Saturday, November 11, 2006

Quote of the Week

From an interview with Kurt Vonnegut

Q. There is another Hoosier you write about who is unknown, Powers Hapgood of Indianapolis. Who was he?

Vonnegut: Powers Hapgood was a rich kid. His family owned a successful canner in Indianapolis. Powers was radicalized. After he graduated from Harvard, he went back to work in a coal mine to find out what that was like. He became a labor organizer. He led the pickets against the execution of Sacco and Vanzetti. I got to know him late in his life when he’d become a local CIO official. There was some sort of dustup on a picket line, enough to bring the cops into play. Hapgood was testifying in court what was to be done about CIO member who made trouble.
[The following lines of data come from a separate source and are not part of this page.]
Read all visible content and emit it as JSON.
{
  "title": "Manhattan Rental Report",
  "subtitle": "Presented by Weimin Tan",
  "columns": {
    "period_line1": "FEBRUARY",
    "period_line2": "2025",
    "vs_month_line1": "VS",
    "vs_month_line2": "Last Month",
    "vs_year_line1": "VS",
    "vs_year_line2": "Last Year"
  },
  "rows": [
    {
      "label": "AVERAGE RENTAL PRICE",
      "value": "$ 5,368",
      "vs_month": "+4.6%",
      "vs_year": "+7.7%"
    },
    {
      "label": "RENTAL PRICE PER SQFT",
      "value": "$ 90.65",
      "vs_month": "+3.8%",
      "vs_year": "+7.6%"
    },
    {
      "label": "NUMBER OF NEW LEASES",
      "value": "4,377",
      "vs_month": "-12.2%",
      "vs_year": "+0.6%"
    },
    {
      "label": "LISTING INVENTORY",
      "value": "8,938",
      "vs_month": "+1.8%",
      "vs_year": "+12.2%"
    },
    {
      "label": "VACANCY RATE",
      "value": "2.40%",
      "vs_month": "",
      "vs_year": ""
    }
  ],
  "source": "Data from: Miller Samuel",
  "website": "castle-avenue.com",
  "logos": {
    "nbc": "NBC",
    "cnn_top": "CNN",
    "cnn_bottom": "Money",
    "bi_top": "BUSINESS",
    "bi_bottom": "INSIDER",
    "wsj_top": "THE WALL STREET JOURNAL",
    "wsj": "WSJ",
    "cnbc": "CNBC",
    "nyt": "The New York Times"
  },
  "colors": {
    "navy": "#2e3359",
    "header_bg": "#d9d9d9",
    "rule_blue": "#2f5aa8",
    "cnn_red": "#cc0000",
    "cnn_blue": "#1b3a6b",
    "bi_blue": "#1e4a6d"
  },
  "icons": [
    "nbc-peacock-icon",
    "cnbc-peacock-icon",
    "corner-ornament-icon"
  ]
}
The judge stopped the proceedings at one point an said, "Hapgood, why would a man with your advantages, from a wealthy, respected family, Harvard graduate, lead such a life?" Powers Hapgood replied, "Why, the Sermon on the Mount, sir." Not bad, huh?
Incidentally, I am honorary president of the American Humanist Association, having succeeded the great science fiction writer and biochemist Dr. Isaac Asimov. John Updike, who is religious, says I talk more about God than any seminarian. Socialism is, in fact a form of Christianity, people wishing to imitate Christ.